Потом он заметил клавесин – маленький переносной инструмент с единственным рядом черных клавиш. И только после этого – кардинала, стоящего неподвижно у стены. Он был в халате, сливавшемся по цвету с тьмой, которую рассеивали всего несколько свечей в роскошных канделябрах.
Кардинал заговорил, но Тонио слышал его голос словно откуда-то очень издалека и не вникал в смысл слов: в ушах у него звучал стук собственного сердца. Лишь середина высказывания дошла до него: кардинал сказал что-то о пении, о силе пения. Кажется, он хотел, чтобы Тонио спел.
Тонио сел за инструмент и коснулся клавиш. Звуки были точными и очень нежными, и его порадовало, что инструмент отлично настроен. Тонио начал арию, одно из самых красивых и печальных сочинений Гвидо, любовную медитацию из серенады, еще ни разу не исполнявшейся публично. Эта песня нравилась ему больше, чем то, что он пел в Неаполе, больше, чем те виртуозные сочинения, которые Гвидо писал для него в последнее время. В словах, сочиненных неизвестным поэтом, в его томлении по возлюбленной выражалась тоска по духовному, и Тонио они очень нравились.

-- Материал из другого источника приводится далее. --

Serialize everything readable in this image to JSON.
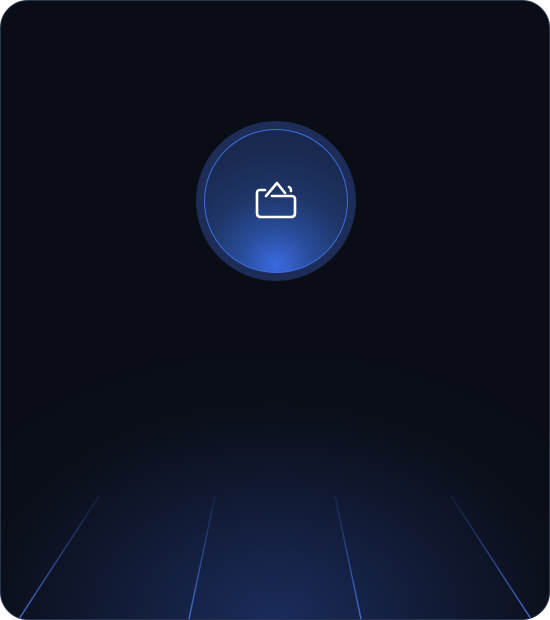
{
  "card": {
    "icon": "folder-open-icon",
    "accent_color": "#3d6fe0",
    "grid_color": "#3a5fc8",
    "background_color": "#0a0d16"
  }
}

За время песни он только один раз поднял глаза. И увидел лицо кардинала, его необычность, его почти отточенное совершенство, оживленное тем внезапно проявившимся чувством, которое и делало этого человека таким заметным и притягивающим к себе внимание, где бы он ни оказался. Его преосвященство не произносил ни слова, но явно испытывал наслаждение, и Тонио понял, что старается исполнить арию настолько хорошо, насколько это в его силах. Он был с этим человеком наедине, в его спальне, и играл для него. И тогда в его сознании мелькнуло какое-то воспоминание, а может, просто полузабытое ощущение блаженства.

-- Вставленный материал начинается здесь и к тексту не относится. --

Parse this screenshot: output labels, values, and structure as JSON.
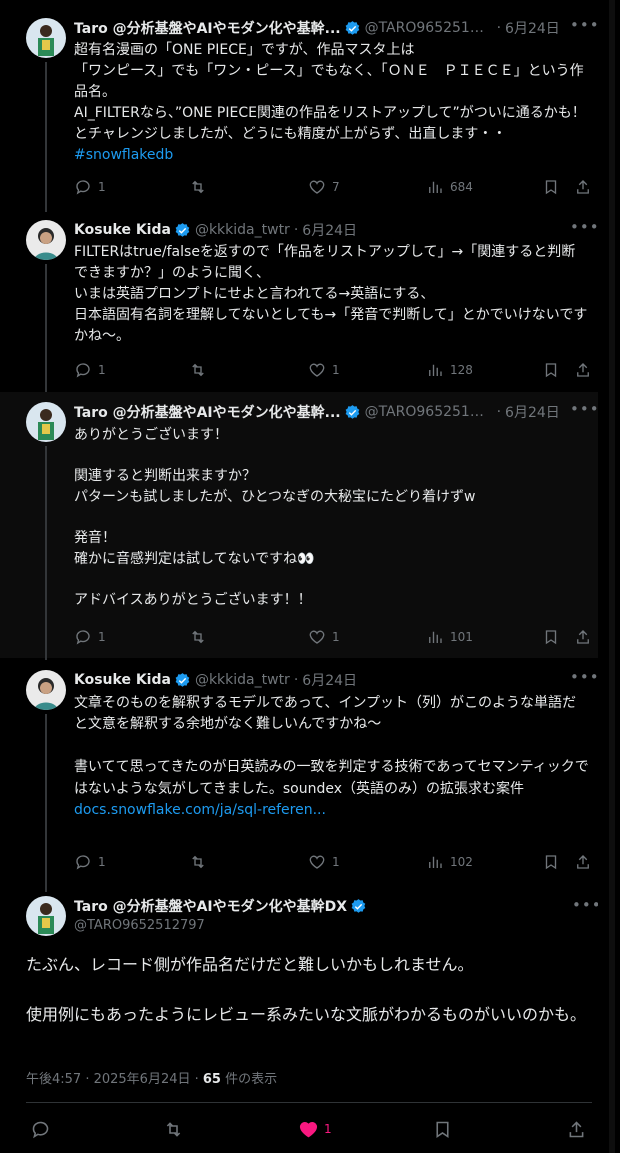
{
  "tweets": [
    {
      "name": "Taro @分析基盤やAIやモダン化や基幹...",
      "handle": "@TARO96525127...",
      "date": "6月24日",
      "text": "超有名漫画の「ONE PIECE」ですが、作品マスタ上は\n「ワンピース」でも「ワン・ピース」でもなく、「ＯＮＥ　ＰＩＥＣＥ」という作品名。\nAI_FILTERなら、”ONE PIECE関連の作品をリストアップして”がついに通るかも！とチャレンジしましたが、どうにも精度が上がらず、出直します・・",
      "hashtag": "#snowflakedb",
      "replies": "1",
      "retweets": "",
      "likes": "7",
      "views": "684"
    },
    {
      "name": "Kosuke Kida",
      "handle": "@kkkida_twtr",
      "date": "6月24日",
      "text": "FILTERはtrue/falseを返すので「作品をリストアップして」→「関連すると判断できますか？」のように聞く、\nいまは英語プロンプトにせよと言われてる→英語にする、\n日本語固有名詞を理解してないとしても→「発音で判断して」とかでいけないですかね〜。",
      "replies": "1",
      "retweets": "",
      "likes": "1",
      "views": "128"
    },
    {
      "name": "Taro @分析基盤やAIやモダン化や基幹...",
      "handle": "@TARO96525127...",
      "date": "6月24日",
      "text": "ありがとうございます！\n\n関連すると判断出来ますか？\nパターンも試しましたが、ひとつなぎの大秘宝にたどり着けずw\n\n発音！\n確かに音感判定は試してないですね👀\n\nアドバイスありがとうございます！！",
      "replies": "1",
      "retweets": "",
      "likes": "1",
      "views": "101"
    },
    {
      "name": "Kosuke Kida",
      "handle": "@kkkida_twtr",
      "date": "6月24日",
      "text": "文章そのものを解釈するモデルであって、インプット（列）がこのような単語だと文意を解釈する余地がなく難しいんですかね〜\n\n書いてて思ってきたのが日英読みの一致を判定する技術であってセマンティックではないような気がしてきました。soundex（英語のみ）の拡張求む案件",
      "link": "docs.snowflake.com/ja/sql-referen...",
      "replies": "1",
      "retweets": "",
      "likes": "1",
      "views": "102"
    }
  ],
  "main": {
    "name": "Taro @分析基盤やAIやモダン化や基幹DX",
    "handle": "@TARO9652512797",
    "text": "たぶん、レコード側が作品名だけだと難しいかもしれません。\n\n使用例にもあったようにレビュー系みたいな文脈がわかるものがいいのかも。",
    "time": "午後4:57 · 2025年6月24日 · ",
    "views_count": "65",
    "views_label": " 件の表示",
    "likes": "1"
  },
  "colors": {
    "link": "#1d9bf0",
    "like_active": "#f91880",
    "verified": "#1d9bf0",
    "muted": "#71767b"
  },
  "icons": [
    "reply-icon",
    "retweet-icon",
    "like-icon",
    "views-icon",
    "bookmark-icon",
    "share-icon",
    "verified-badge-icon",
    "more-icon"
  ]
}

Окончив играть, он задумался о том, что может спеть, чтобы доставить кардиналу наибольшее удовольствие. Вдруг его преосвященство поставил перед ним инкрустированный драгоценными камнями бокал бургундского, и Тонио понял, что здесь нет даже слуг и они одни, совсем одни.
– Мой господин, позвольте мне…
Он поднялся услужить, видя, что кардинал хочет наполнить свой бокал. Но в этот момент его преосвященство схватил его и привлек к себе, так что они оказались прижаты друг к другу, и теперь Тонио услышал, как стучит сердце кардинала.
Он пришел в страшное смущение. Он ощущал силу этого мужчины, таившуюся под его черным халатом, он слышал хриплость его дыхания и почувствовал, с какой мукой кардинал отпустил его от себя.
Потом Тонио, кажется, попятился. А кардинал стоял у окна, глядя на далекие огни. Перед ним вырисовывались очертания близлежащего холма, маленькие окошки, острые крыши, устремленные в бледное небо.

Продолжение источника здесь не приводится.